The collision center conundrum

In Dave Roberts’ view, there are four reasons why collision centers work well for some dealerships and not for others.

“In the simplest terms it has to do with scale, technicians, training and relationships,” Roberts, managing director of body shop consulting firm Focus Advisors, said during the Sept. 27 Fixed Ops Journal Forum. 

For starters, Roberts said dealerships are trying to achieve scale by having enough brands feeding their collision centers to produce good cycle times, thus keeping technicians busy and earning money. They also want to cultivate long-term relationships with customers by getting vehicles in and out in a timely manner. 

But insurance companies, which are consolidating like a lot of body shops, have different motivations. They are trying to keep repair costs lower and are not concerned about cycle times.

“So you’ve got these forces that are in competition for the benefits of the industry, and yet they have different objectives,” Roberts said.

Tech shortage

Like many service departments, collision centers are struggling to find repair technicians. And for dealerships with a low volume of work, retaining the valuable techs they have is difficult. 

“You can train a technician and get him certified on all sorts of vehicles and processes, but if somebody else comes along and offers him an extra 20 hours a week or an extra $30,000 a year, they’re going to go where the money is,” he said.

Expensive equipment

As vehicles get more complex, dealerships have had to decide whether to invest in more technically advanced collision repair equipment such as measurement and calibration systems to keep up. And some might not be willing to sink money into these necessary machines. 

“If they’re going to sell more and more complex vehicles, they’ve got to have the equipment to repair them or they have to have a place to send them where they will be prepared,” Roberts said. “And so when you look at the number of systems that are integrated on a 2022 car versus one for 2014, it’s orders of magnitude larger. The number of calibrations that have to be done on a new car today before it can be sent back on the road is again orders of magnitude larger than it was eight years ago.”
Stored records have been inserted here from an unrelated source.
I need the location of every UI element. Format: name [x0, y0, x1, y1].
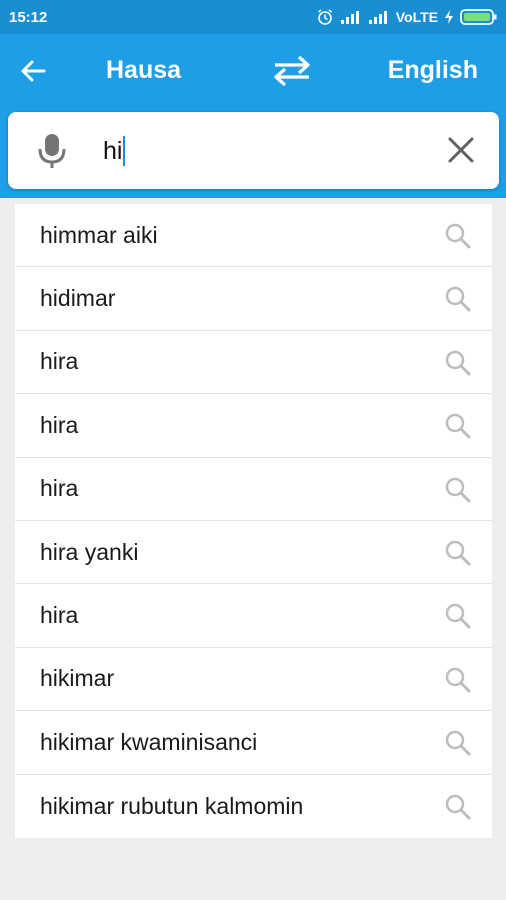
source-language-button[interactable]: Hausa [106, 56, 181, 85]
network-type: VoLTE [395, 9, 438, 25]
search-icon [445, 540, 471, 566]
suggestion-item[interactable]: hikimar kwaminisanci [15, 711, 492, 775]
suggestion-item[interactable]: hira [15, 394, 492, 458]
signal-icon [340, 11, 359, 24]
close-icon[interactable] [445, 134, 477, 166]
alarm-icon [317, 9, 332, 25]
search-icon [445, 477, 471, 503]
signal-icon-2 [368, 11, 387, 24]
target-language-button[interactable]: English [388, 56, 478, 85]
search-icon [445, 287, 471, 312]
suggestion-item[interactable]: hidimar [15, 267, 492, 331]
status-icons: VoLTE [316, 8, 498, 26]
search-icon [445, 350, 471, 376]
suggestion-text: hira [40, 475, 79, 502]
suggestion-text: himmar aiki [40, 221, 158, 248]
suggestion-text: hikimar [40, 665, 115, 692]
back-arrow-icon[interactable] [18, 56, 48, 86]
suggestion-item[interactable]: hikimar [15, 648, 492, 712]
suggestion-item[interactable]: hira yanki [15, 521, 492, 585]
search-icon [445, 730, 471, 756]
microphone-icon[interactable] [34, 132, 70, 170]
charging-icon [445, 10, 453, 24]
suggestion-list: himmar aiki hidimar hira hira hira hira … [15, 204, 492, 838]
swap-languages-icon[interactable] [271, 53, 313, 87]
search-icon [445, 413, 471, 439]
status-bar: 15:12 VoLTE [0, 0, 506, 34]
search-icon [445, 223, 471, 249]
battery-icon [460, 9, 497, 25]
suggestion-text: hira [40, 348, 79, 375]
suggestion-item[interactable]: himmar aiki [15, 204, 492, 268]
app-bar: Hausa English [0, 34, 506, 108]
suggestion-item[interactable]: hira [15, 584, 492, 648]
search-icon [445, 667, 471, 693]
text-cursor [123, 136, 126, 166]
search-icon [445, 794, 471, 820]
search-input[interactable]: hi [103, 134, 126, 168]
suggestion-item[interactable]: hira [15, 331, 492, 395]
search-icon [445, 604, 471, 629]
status-time: 15:12 [9, 8, 48, 26]
search-box: hi [8, 112, 499, 189]
suggestion-text: hira [40, 602, 79, 629]
suggestion-text: hira yanki [40, 538, 139, 565]
suggestion-item[interactable]: hira [15, 458, 492, 521]
suggestion-item[interactable]: hikimar rubutun kalmomin [15, 775, 492, 838]
suggestion-text: hidimar [40, 285, 116, 312]
search-input-value: hi [103, 136, 123, 165]
suggestion-text: hira [40, 411, 79, 438]
suggestion-text: hikimar rubutun kalmomin [40, 792, 304, 819]
suggestion-text: hikimar kwaminisanci [40, 728, 258, 755]
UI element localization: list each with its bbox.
In addition to the cost of the machines, collision centers also need to invest in the right people — technicians, painters and calibration experts — to properly run them.

Potential parts sales growth

Another factor in whether operating a collision center makes sense is the number of parts a dealership can sell as part of the repair. But Roberts cautions that many insurance companies don’t want to use manufacturers’ parts, “so you’ll have to fight with him about that,” he said. 

A dealership selling its collision facility to an outside group — likely a multiple-shop operator — would result in higher parts sales because it would be doing a higher volume of repair. 

Roberts said a dealership could opt to lease the space to the MSO and share in the profitability. Or it could repurpose that space to perform more mechanical repairs, resulting in higher gross profits.

Connect with local body shop

For collision repairs, dealerships instead could develop a relationship with a local body shop and funnel work there.

“When you send them just to one place, you’ve got their attention and they’ve got your attention,” Roberts said. “And when you do that, you’re going to get a much better length of repair. You’re going to depend upon these folks to really perform for you and you can hold them accountable for doing that kind of work for you as a dealer.”